For the reasons heretofore stated, the Court finds that the IFP complaint based upon a violation of Plaintiff's civil rights lacks an arguable basis in law.
Accordingly;
IT IS RECOMMENDED that Plaintiff's civil rights complaint be DISMISSED WITH PREJUDICE as frivolous under 28 U.S.C. § 1915(e).
OBJECTIONS
Under the provisions of 28 U.S.C. § 636(b)(1)(C) and Fed. R. Civ. P. 72(b), parties aggrieved by this recommendation have fourteen (14) days from service of this Report and Recommendation to file specific, written objections with the Clerk of Court, unless an extension of time is granted under Fed. R. Civ. P. 6(b). A party may respond to another party's objection within ten (10) days after being served with a copy thereof. Counsel are directed to furnish a courtesy copy of any objections or responses to the District Judge at the time of filing.

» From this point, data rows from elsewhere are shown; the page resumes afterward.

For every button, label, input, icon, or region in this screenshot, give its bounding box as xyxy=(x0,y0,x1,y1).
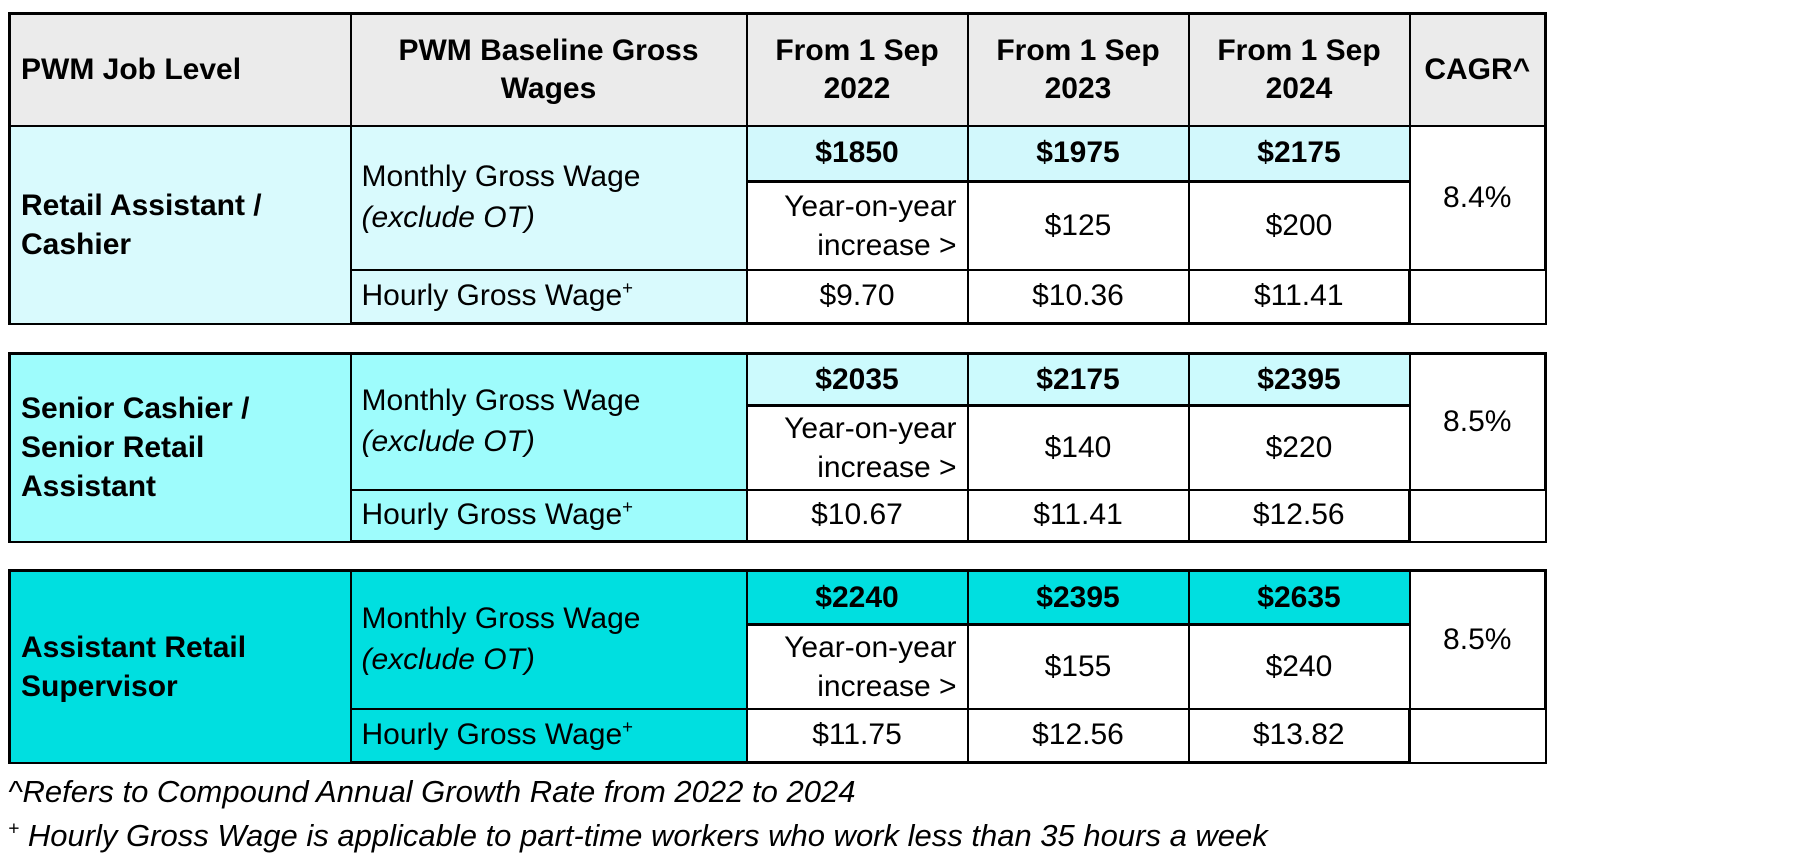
job-level-cell: Assistant Retail Supervisor xyxy=(8,569,352,764)
plus-superscript: + xyxy=(622,496,633,517)
hourly-value-2022: $10.67 xyxy=(745,488,969,543)
yoy-increase-label: Year-on-year increase > xyxy=(745,404,969,491)
footnotes: ^Refers to Compound Annual Growth Rate f… xyxy=(8,770,1807,858)
hourly-value-2022: $11.75 xyxy=(745,707,969,764)
hourly-wage-label-cell: Hourly Gross Wage+ xyxy=(349,268,748,325)
hourly-wage-row: Hourly Gross Wage+ $10.67 $11.41 $12.56 xyxy=(10,488,1547,543)
hourly-wage-label: Hourly Gross Wage xyxy=(361,498,623,531)
plus-superscript: + xyxy=(622,716,633,737)
header-cell-2023: From 1 Sep 2023 xyxy=(966,12,1190,127)
hourly-value-2023: $11.41 xyxy=(966,488,1190,543)
hourly-wage-label: Hourly Gross Wage xyxy=(361,279,623,312)
cagr-value: 8.4% xyxy=(1408,124,1547,271)
hourly-value-2024: $13.82 xyxy=(1187,707,1411,764)
hourly-value-2024: $12.56 xyxy=(1187,488,1411,543)
yoy-label-line1: Year-on-year xyxy=(784,630,957,664)
job-level-cell: Retail Assistant / Cashier xyxy=(8,124,352,325)
monthly-value-2022: $1850 xyxy=(745,124,969,183)
footnote-cagr: ^Refers to Compound Annual Growth Rate f… xyxy=(8,774,856,809)
monthly-values-row: Retail Assistant / Cashier Monthly Gross… xyxy=(8,124,1547,325)
hourly-value-2022: $9.70 xyxy=(745,268,969,325)
empty-corner-cell xyxy=(1408,707,1547,764)
monthly-value-2022: $2035 xyxy=(745,352,969,407)
yoy-increase-row: Year-on-year increase > $155 $240 xyxy=(10,623,1546,710)
exclude-ot-note: (exclude OT) xyxy=(361,424,535,458)
yoy-label-line1: Year-on-year xyxy=(784,411,957,445)
monthly-value-2023: $2395 xyxy=(966,569,1190,626)
hourly-wage-label: Hourly Gross Wage xyxy=(361,718,623,751)
yoy-increase-label: Year-on-year increase > xyxy=(745,623,969,710)
monthly-value-2023: $1975 xyxy=(966,124,1190,183)
yoy-value-2024: $220 xyxy=(1187,404,1411,491)
monthly-wage-label-cell: Monthly Gross Wage (exclude OT) xyxy=(349,352,748,491)
monthly-value-2024: $2395 xyxy=(1187,352,1411,407)
job-level-cell: Senior Cashier / Senior Retail Assistant xyxy=(8,352,352,543)
hourly-wage-row: Hourly Gross Wage+ $11.75 $12.56 $13.82 xyxy=(10,707,1547,764)
header-cell-baseline-wages: PWM Baseline Gross Wages xyxy=(349,12,748,127)
hourly-value-2023: $12.56 xyxy=(966,707,1190,764)
empty-corner-cell xyxy=(1408,488,1547,543)
yoy-label-line2: increase > xyxy=(817,228,957,262)
plus-superscript: + xyxy=(622,277,633,298)
monthly-value-2023: $2175 xyxy=(966,352,1190,407)
exclude-ot-note: (exclude OT) xyxy=(361,200,535,234)
header-cell-2022: From 1 Sep 2022 xyxy=(745,12,969,127)
footnote-hourly: + Hourly Gross Wage is applicable to par… xyxy=(8,814,1807,858)
header-row: PWM Job Level PWM Baseline Gross Wages F… xyxy=(8,12,1547,127)
monthly-wage-label: Monthly Gross Wage xyxy=(361,384,641,418)
hourly-wage-label-cell: Hourly Gross Wage+ xyxy=(349,488,748,543)
yoy-value-2023: $125 xyxy=(966,180,1190,271)
header-cell-cagr: CAGR^ xyxy=(1408,12,1547,127)
cagr-value: 8.5% xyxy=(1408,352,1547,491)
monthly-value-2022: $2240 xyxy=(745,569,969,626)
yoy-value-2024: $240 xyxy=(1187,623,1411,710)
hourly-value-2023: $10.36 xyxy=(966,268,1190,325)
yoy-increase-label: Year-on-year increase > xyxy=(745,180,969,271)
plus-superscript: + xyxy=(8,818,20,840)
footnote-hourly-text: Hourly Gross Wage is applicable to part-… xyxy=(19,818,1268,854)
wage-table-level-3: Assistant Retail Supervisor Monthly Gros… xyxy=(8,569,1547,764)
yoy-label-line2: increase > xyxy=(817,450,957,484)
header-cell-2024: From 1 Sep 2024 xyxy=(1187,12,1411,127)
monthly-wage-label-cell: Monthly Gross Wage (exclude OT) xyxy=(349,569,748,710)
yoy-value-2023: $155 xyxy=(966,623,1190,710)
monthly-wage-label-cell: Monthly Gross Wage (exclude OT) xyxy=(349,124,748,271)
header-cell-job-level: PWM Job Level xyxy=(8,12,352,127)
monthly-wage-label: Monthly Gross Wage xyxy=(361,160,641,193)
yoy-label-line1: Year-on-year xyxy=(784,189,957,223)
hourly-wage-row: Hourly Gross Wage+ $9.70 $10.36 $11.41 xyxy=(10,268,1547,325)
wage-table-level-1: PWM Job Level PWM Baseline Gross Wages F… xyxy=(8,12,1547,325)
yoy-label-line2: increase > xyxy=(817,669,957,703)
yoy-value-2023: $140 xyxy=(966,404,1190,491)
monthly-values-row: Senior Cashier / Senior Retail Assistant… xyxy=(8,352,1547,543)
hourly-wage-label-cell: Hourly Gross Wage+ xyxy=(349,707,748,764)
yoy-value-2024: $200 xyxy=(1187,180,1411,271)
wage-table-level-2: Senior Cashier / Senior Retail Assistant… xyxy=(8,352,1547,543)
yoy-increase-row: Year-on-year increase > $140 $220 xyxy=(10,404,1546,491)
cagr-value: 8.5% xyxy=(1408,569,1547,710)
hourly-value-2024: $11.41 xyxy=(1187,268,1411,325)
monthly-value-2024: $2175 xyxy=(1187,124,1411,183)
yoy-increase-row: Year-on-year increase > $125 $200 xyxy=(10,180,1546,271)
empty-corner-cell xyxy=(1408,268,1547,325)
exclude-ot-note: (exclude OT) xyxy=(361,642,535,676)
monthly-value-2024: $2635 xyxy=(1187,569,1411,626)
monthly-wage-label: Monthly Gross Wage xyxy=(361,602,641,636)
monthly-values-row: Assistant Retail Supervisor Monthly Gros… xyxy=(8,569,1547,764)
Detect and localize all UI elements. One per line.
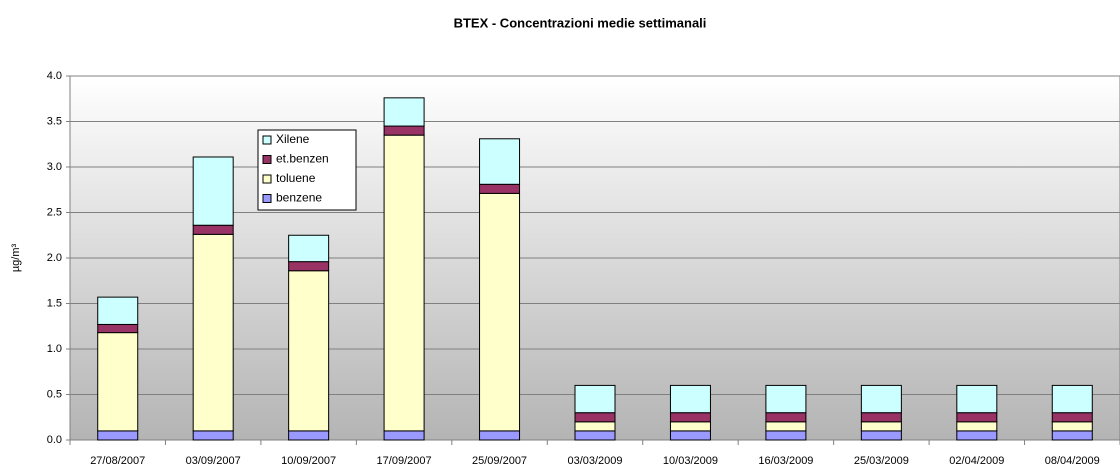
y-tick-label: 0.0 — [47, 434, 62, 446]
bar-segment — [860, 421, 902, 432]
x-tick-label: 03/09/2007 — [186, 455, 241, 467]
x-tick-label: 27/08/2007 — [90, 455, 145, 467]
bar-segment — [669, 384, 711, 414]
y-tick-label: 3.0 — [47, 161, 62, 173]
y-tick-label: 4.0 — [47, 70, 62, 82]
y-tick-label: 3.5 — [47, 115, 62, 127]
bar-segment — [1051, 384, 1093, 414]
bar-segment — [288, 270, 330, 432]
bar-segment — [956, 430, 998, 441]
bar-segment — [479, 183, 521, 194]
bar-segment — [1051, 421, 1093, 432]
x-tick-label: 10/09/2007 — [281, 455, 336, 467]
bar-segment — [383, 134, 425, 432]
y-tick-label: 0.5 — [47, 388, 62, 400]
bar-segment — [479, 430, 521, 441]
bar-segment — [288, 430, 330, 441]
bar-segment — [97, 332, 139, 432]
legend-label: toluene — [276, 171, 316, 185]
y-axis-label: µg/m³ — [10, 243, 22, 272]
y-tick-label: 1.0 — [47, 343, 62, 355]
x-tick-label: 03/03/2009 — [567, 455, 622, 467]
x-tick-label: 17/09/2007 — [377, 455, 432, 467]
y-tick-label: 1.5 — [47, 297, 62, 309]
bar-segment — [479, 192, 521, 432]
bar-segment — [288, 234, 330, 263]
bar-segment — [956, 384, 998, 414]
bar-segment — [574, 384, 616, 414]
legend-label: et.benzen — [276, 152, 329, 166]
bar-segment — [383, 125, 425, 136]
chart-title: BTEX - Concentrazioni medie settimanali — [454, 15, 707, 30]
bar-segment — [860, 412, 902, 423]
bar-segment — [288, 261, 330, 272]
x-tick-label: 25/03/2009 — [854, 455, 909, 467]
bar-segment — [956, 412, 998, 423]
bar-segment — [574, 412, 616, 423]
bar-segment — [479, 138, 521, 185]
legend-swatch — [262, 194, 272, 203]
bar-segment — [1051, 412, 1093, 423]
bar-segment — [860, 430, 902, 441]
bar-segment — [765, 384, 807, 414]
bar-segment — [97, 430, 139, 441]
bar-segment — [860, 384, 902, 414]
x-tick-label: 02/04/2009 — [949, 455, 1004, 467]
legend-swatch — [262, 155, 272, 164]
bar-segment — [669, 412, 711, 423]
bar-segment — [765, 421, 807, 432]
bar-segment — [956, 421, 998, 432]
bar-segment — [669, 421, 711, 432]
bar-segment — [765, 430, 807, 441]
x-tick-label: 25/09/2007 — [472, 455, 527, 467]
bar-segment — [192, 156, 234, 226]
legend-label: benzene — [276, 191, 322, 205]
bar-segment — [574, 430, 616, 441]
x-tick-label: 08/04/2009 — [1045, 455, 1100, 467]
y-tick-label: 2.5 — [47, 206, 62, 218]
legend-swatch — [262, 174, 272, 184]
bar-segment — [192, 233, 234, 432]
bar-segment — [1051, 430, 1093, 441]
bar-segment — [383, 430, 425, 441]
bar-segment — [97, 323, 139, 334]
y-tick-label: 2.0 — [47, 252, 62, 264]
bar-segment — [765, 412, 807, 423]
bar-segment — [383, 97, 425, 127]
x-tick-label: 10/03/2009 — [663, 455, 718, 467]
bar-segment — [97, 296, 139, 325]
bar-segment — [574, 421, 616, 432]
legend-box — [257, 129, 357, 211]
legend-swatch — [262, 135, 272, 145]
bar-segment — [192, 224, 234, 235]
x-tick-label: 16/03/2009 — [758, 455, 813, 467]
bar-segment — [192, 430, 234, 441]
bar-segment — [669, 430, 711, 441]
legend-label: Xilene — [276, 132, 310, 146]
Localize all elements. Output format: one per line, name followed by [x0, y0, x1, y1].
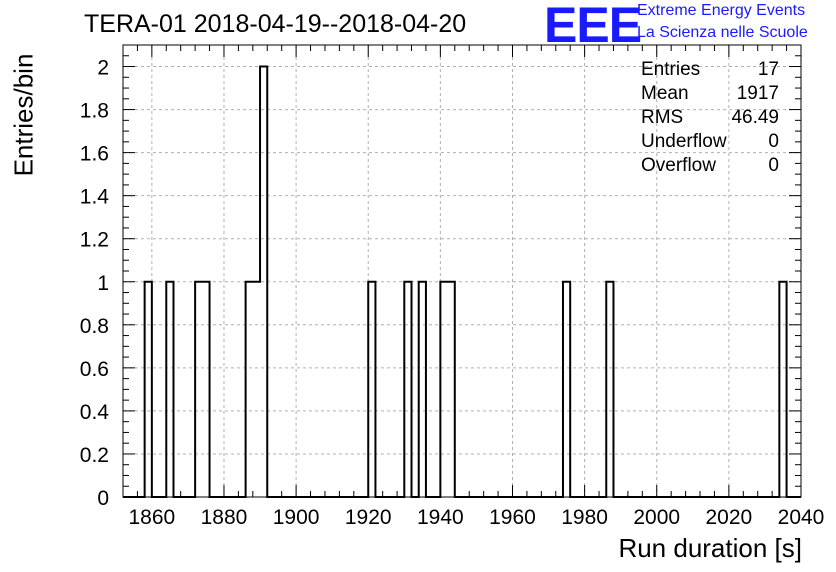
stat-label: RMS	[641, 107, 684, 128]
x-tick-label: 2040	[778, 506, 825, 529]
y-axis-label: Entries/bin	[8, 53, 39, 177]
x-tick-label: 1900	[273, 506, 320, 529]
x-tick-label: 2000	[633, 506, 680, 529]
histogram-bin	[253, 282, 260, 497]
histogram-bin	[202, 282, 209, 497]
stat-value: 17	[757, 59, 779, 80]
y-tick-label: 0.2	[80, 444, 109, 467]
stat-label: Overflow	[641, 155, 716, 176]
logo-line-2: La Scienza nelle Scuole	[637, 24, 808, 41]
histogram-bin	[779, 282, 786, 497]
stat-label: Underflow	[641, 131, 727, 152]
histogram-bin	[419, 282, 426, 497]
y-tick-label: 1	[97, 272, 109, 295]
y-tick-label: 1.8	[80, 100, 109, 123]
x-tick-label: 1960	[489, 506, 536, 529]
x-tick-label: 2020	[706, 506, 753, 529]
x-axis-label: Run duration [s]	[618, 533, 802, 563]
stat-row-entries: Entries 17	[641, 58, 779, 82]
y-tick-label: 1.2	[80, 229, 109, 252]
y-axis-label-wrap: Entries/bin	[4, 40, 44, 190]
stat-value: 1917	[736, 83, 779, 104]
chart-title: TERA-01 2018-04-19--2018-04-20	[84, 10, 467, 38]
logo-line-1: Extreme Energy Events	[637, 2, 806, 19]
histogram-bin	[145, 282, 152, 497]
stat-row-mean: Mean 1917	[641, 82, 779, 106]
histogram-bin	[368, 282, 375, 497]
stat-label: Entries	[641, 59, 701, 80]
histogram-bin	[440, 282, 447, 497]
histogram-bin	[404, 282, 411, 497]
y-tick-label: 1.4	[80, 186, 110, 209]
x-tick-label: 1880	[201, 506, 248, 529]
stat-value: 46.49	[731, 107, 779, 128]
histogram-bin	[448, 282, 455, 497]
y-tick-label: 0.8	[80, 315, 109, 338]
stat-row-underflow: Underflow 0	[641, 130, 779, 154]
y-tick-label: 0.4	[80, 401, 110, 424]
stat-label: Mean	[641, 83, 689, 104]
x-tick-label: 1920	[345, 506, 392, 529]
y-tick-label: 0.6	[80, 358, 109, 381]
stat-value: 0	[768, 155, 779, 176]
y-tick-label: 0	[97, 487, 109, 510]
histogram-series	[123, 65, 801, 498]
histogram-bin	[195, 282, 202, 497]
stat-value: 0	[768, 131, 779, 152]
histogram-bin	[246, 282, 253, 497]
y-tick-label: 2	[97, 57, 109, 80]
x-tick-label: 1860	[128, 506, 175, 529]
y-tick-label: 1.6	[80, 143, 109, 166]
histogram-bin	[563, 282, 570, 497]
x-tick-label: 1940	[417, 506, 464, 529]
stats-box: Entries 17 Mean 1917 RMS 46.49 Underflow…	[641, 58, 779, 178]
eee-logo-mark: EEE	[544, 0, 642, 53]
stat-row-overflow: Overflow 0	[641, 154, 779, 178]
stat-row-rms: RMS 46.49	[641, 106, 779, 130]
x-tick-label: 1980	[561, 506, 608, 529]
histogram-bin	[166, 282, 173, 497]
histogram-bin	[606, 282, 613, 497]
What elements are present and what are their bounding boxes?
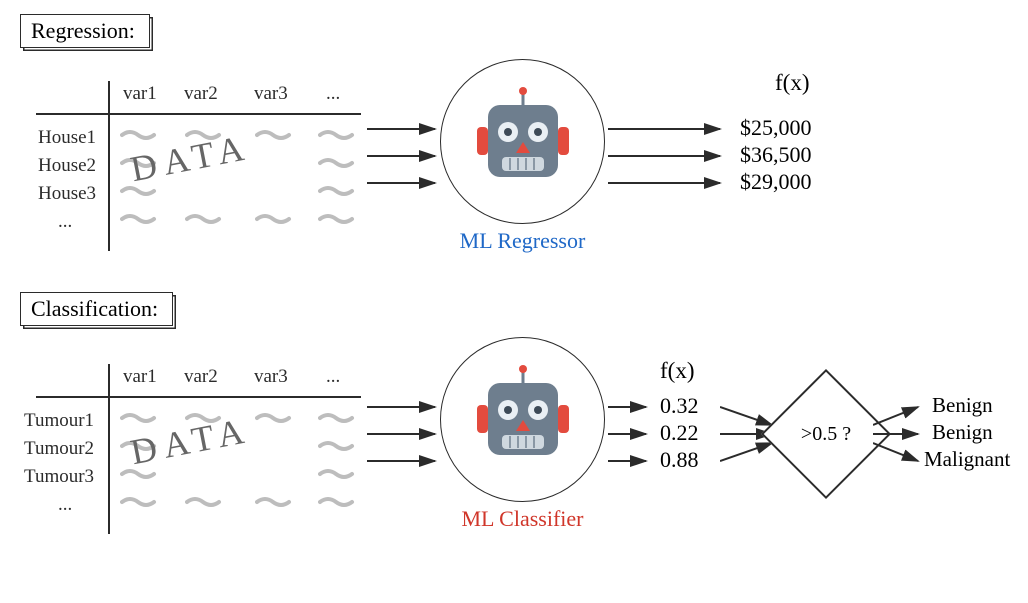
row-header: ...	[58, 494, 72, 516]
classification-score: 0.32	[660, 393, 699, 419]
classifier-label: ML Classifier	[440, 506, 605, 532]
arrow-out-of-model-icon	[608, 114, 728, 204]
decision-text: >0.5 ?	[780, 388, 872, 480]
regression-output: $36,500	[740, 142, 812, 168]
row-header: Tumour1	[24, 410, 94, 432]
row-header: House3	[38, 183, 96, 205]
regression-output: $29,000	[740, 169, 812, 195]
regression-table: var1 var2 var3 ... House1 House2 House3 …	[20, 69, 365, 244]
col-header: var3	[254, 366, 288, 388]
row-header: House2	[38, 155, 96, 177]
regression-title: Regression:	[31, 18, 135, 43]
regression-section: Regression: var1 var2 var3 ... House1 Ho…	[20, 14, 1008, 284]
classification-score: 0.22	[660, 420, 699, 446]
classification-output: Malignant	[924, 447, 1010, 472]
classification-output: Benign	[932, 420, 993, 445]
col-header: var3	[254, 83, 288, 105]
row-header: Tumour2	[24, 438, 94, 460]
col-header: var1	[123, 366, 157, 388]
regressor-label: ML Regressor	[440, 228, 605, 254]
arrow-into-model-icon	[367, 392, 442, 482]
col-header: ...	[326, 366, 340, 388]
robot-icon	[468, 365, 578, 475]
ml-regressor-icon	[440, 59, 605, 224]
col-header: ...	[326, 83, 340, 105]
col-header: var2	[184, 83, 218, 105]
classification-title-box: Classification:	[20, 292, 173, 326]
decision-diamond: >0.5 ?	[780, 388, 872, 480]
classification-score: 0.88	[660, 447, 699, 473]
classification-section: Classification: var1 var2 var3 ... Tumou…	[20, 292, 1008, 582]
regression-title-box: Regression:	[20, 14, 150, 48]
regression-output: $25,000	[740, 115, 812, 141]
fx-label: f(x)	[775, 70, 809, 96]
col-header: var2	[184, 366, 218, 388]
classification-table: var1 var2 var3 ... Tumour1 Tumour2 Tumou…	[20, 352, 365, 527]
arrow-out-of-model-icon	[608, 392, 653, 482]
row-header: Tumour3	[24, 466, 94, 488]
classification-title: Classification:	[31, 296, 158, 321]
robot-icon	[468, 87, 578, 197]
row-header: House1	[38, 127, 96, 149]
arrow-into-model-icon	[367, 114, 442, 204]
classification-output: Benign	[932, 393, 993, 418]
ml-classifier-icon	[440, 337, 605, 502]
fx-label: f(x)	[660, 358, 694, 384]
col-header: var1	[123, 83, 157, 105]
row-header: ...	[58, 211, 72, 233]
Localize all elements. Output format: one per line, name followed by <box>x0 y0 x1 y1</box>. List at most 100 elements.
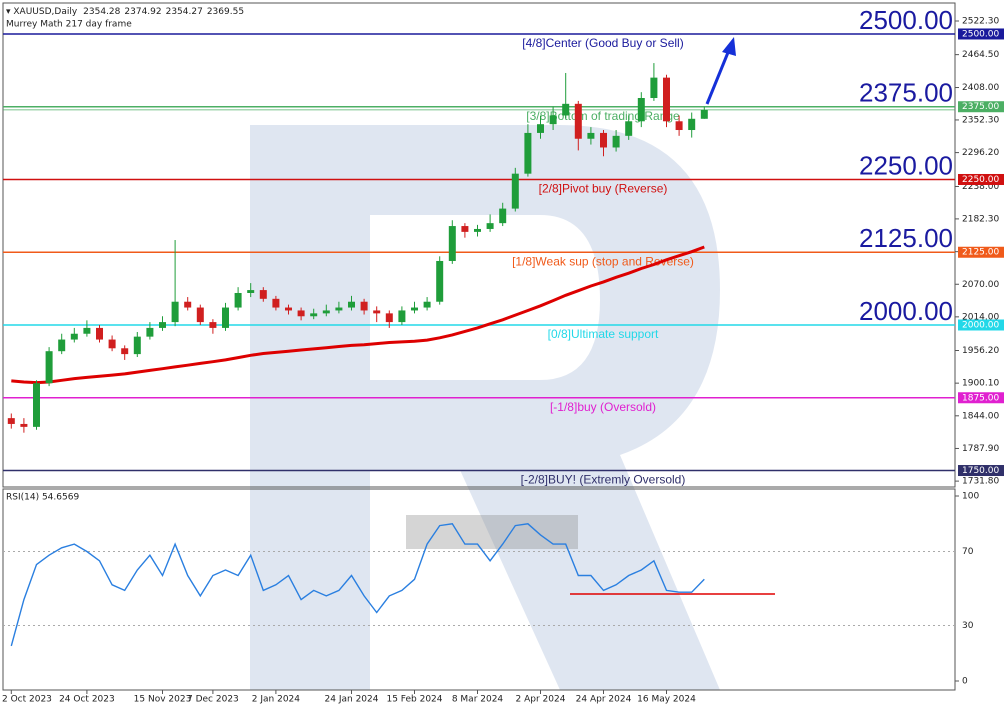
level-large-label: 2375.00 <box>859 78 953 108</box>
candle-body <box>83 327 91 334</box>
trend-arrow <box>705 49 731 105</box>
candle-body <box>675 121 683 131</box>
y-tick-label: 2522.30 <box>962 16 999 26</box>
y-tick-label: 2408.00 <box>962 83 999 93</box>
candle-body <box>385 313 393 323</box>
x-tick-label: 2 Jan 2024 <box>252 695 300 705</box>
level-text: [1/8]Weak sup (stop and Reverse) <box>512 254 694 268</box>
candle-body <box>171 301 179 323</box>
y-tick-label: 2464.50 <box>962 50 999 60</box>
candle-body <box>96 327 103 340</box>
candle-body <box>45 351 53 384</box>
candle-body <box>423 301 431 308</box>
chart-subtitle: Murrey Math 217 day frame <box>6 20 132 30</box>
x-tick-label: 16 May 2024 <box>637 695 696 705</box>
level-large-label: 2000.00 <box>859 296 953 326</box>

A party's failure to file written objections to the proposed findings, conclusions and recommendations set forth above, within fourteen (14) days after being served with a copy shall bar that party, except upon grounds of plain error, from attacking, on appeal, the proposed factual findings and legal conclusions that were accepted by the district court and that were not objected to by the aforementioned party. See Douglas v. U.S.A.A., 79 F.3d 1415 (5th Cir. 1996) (en banc).
THUS DONE AND SIGNED, in chambers, in Shreveport, Louisiana, on this 23 day of August 2011.